Черноглазая отвекла его:
— Вал, помнишь то кафе… Ну…
Еще бы Вал не помнил столь громкий провал! На их глазах, их же сосед по столику, оказавшийся хитокири, срубил “красно-синего”, и ушел без помех. Парень вздохнул:
— Да уж…
— Я вообще-то про песню. Ты песню переводил. Получается, ты знаешь язык Чужого и капитана Огре?
Моряк почесал затылок:
— А ты не забыла, как я пытался подкатить к Сэрью? Ну, давно еще, мы только вступили в отряд Эсдес…
Куроме припомнила мытье косточек парням в тесной компании, помимо воли улыбнулась:
— Я ей говорила, дуре, соглашаться надо было… — погрустнела:
— А теперь вот… И вспомнить нечего.
Вал вздохнул:
— У нее имелись все издания “Злых песен” Огре. И самые первые, и те три допечатки, начиная с пятой, уже с правками. Ну, теперь-то я знаю, что правки Чужого. Не пойму я, что за отношения между Чужим и капитаном Огре. Сперва зарезал, а потом так тщательно тексты правил… Текст комментариев на сорок страниц превышает объем самих стихов.
— И что, все на их языке?
— Да нет, именно что на нашем. С подробными разъяснениями, как что правильно произносить на языке Огре, какое словечко или оборот что значит… А где-то через год и самого Чужого книжки появились.
— Но полиция так и не выследила его через печатников?
— Ну да, он за гонораром не явился. А к чему ты это?
Прервав беседу, пара уселась за привычный обеденный столик, Вал махнул рукой управляющему:
— Завтрак!
Первый раз моряк сдуру поинтересовался, что тут в силах приготовить. Дослушав до сорокового наименования, сдался: “Я есть пришел, а не слюной давиться, наливайте уже!” И с тех пор воспринимал кухню в доме Эсдес на манер своеобразной лотереи. Правду сказать, все принесенное оказывалось вкусным, свежим, красиво лежало на тонком фарфоре — повара великого дома Столицы халтурить не умели.

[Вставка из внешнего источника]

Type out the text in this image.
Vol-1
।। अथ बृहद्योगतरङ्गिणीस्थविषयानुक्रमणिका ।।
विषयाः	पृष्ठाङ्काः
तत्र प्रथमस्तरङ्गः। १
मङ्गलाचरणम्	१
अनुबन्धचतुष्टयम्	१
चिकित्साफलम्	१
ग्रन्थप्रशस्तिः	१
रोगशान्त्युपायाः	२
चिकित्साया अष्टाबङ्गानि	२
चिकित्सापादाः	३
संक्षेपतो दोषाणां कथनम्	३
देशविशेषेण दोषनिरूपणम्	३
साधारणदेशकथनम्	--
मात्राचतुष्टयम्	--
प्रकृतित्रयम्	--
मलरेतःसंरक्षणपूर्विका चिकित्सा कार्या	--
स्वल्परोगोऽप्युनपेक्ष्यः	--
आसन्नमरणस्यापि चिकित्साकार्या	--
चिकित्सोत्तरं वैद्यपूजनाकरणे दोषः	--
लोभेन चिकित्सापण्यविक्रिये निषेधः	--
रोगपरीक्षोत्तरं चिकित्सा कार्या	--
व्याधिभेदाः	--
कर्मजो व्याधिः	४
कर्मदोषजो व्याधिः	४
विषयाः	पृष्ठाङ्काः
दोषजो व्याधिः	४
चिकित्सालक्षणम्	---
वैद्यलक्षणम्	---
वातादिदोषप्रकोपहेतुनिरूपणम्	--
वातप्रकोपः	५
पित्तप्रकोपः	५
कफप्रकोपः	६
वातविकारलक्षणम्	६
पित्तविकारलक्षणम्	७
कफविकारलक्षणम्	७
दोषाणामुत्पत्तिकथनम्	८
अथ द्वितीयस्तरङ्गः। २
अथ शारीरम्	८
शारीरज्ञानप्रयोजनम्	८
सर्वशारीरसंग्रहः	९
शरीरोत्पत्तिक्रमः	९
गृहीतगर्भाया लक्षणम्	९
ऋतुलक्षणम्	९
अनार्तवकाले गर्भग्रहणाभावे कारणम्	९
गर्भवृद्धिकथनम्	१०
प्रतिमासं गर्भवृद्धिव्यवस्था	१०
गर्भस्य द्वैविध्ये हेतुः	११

Сегодня подали… На первый взгляд, рыбу. Но даже моряк с Побережья не распознал вид — ни на цвет, ни на вкус. А Куроме так и вовсе беспокоилась о другом:
— К тому, что мне вчера письмо из полиции пришло. Пробовали поймать Чужого. У них он проходит, как Шаровая Молния.
— Пробовали? Значит, не удалось?
— Три убитых, и опять стихотворение…
— Ты ешь давай. Чего тарелку отодвигаешь, невкусно?
— Вкусно. — Куроме опять улыбнулась. — Вывеску в том кафе тоже не помнишь?
Вал засмеялся:
- “Вкусно, как у мамы. Но мы заставляем доедать!”
И спросил уже серьезно:
— Теперь они хотят, чтобы Чужого ловили мы?
— Да. Они вроде как вычислили его явочную квартиру… Хотя лично я полагаю, что перекупили хозяина. Иначе одиночку в громадной Столице… Ну, понятно? Сделали засаду. Шесть человек пытались накинуть сеть. Он задел каждого по разу, а седьмого, их командира, потом свалил в поединке. Обшарил только начальника. Не взял кошелек, лишь просмотрел бумаги, перелистал книжку из кармана убитого.
— Не испытывает нужды в деньгах, — медленно наклонил голову моряк. — Не одиночка.
- “Рейд”.
— Он?
— Думаю, да. В кафе, скорее всего, тоже был он.
— А причем тут стихи?
— В той книжке он и написал стихотворение. Я дам тебе прочитать письмо после завтрака. Очень… — брюнетка повертела пальцами. — Еще не истерика. Но близко, близко.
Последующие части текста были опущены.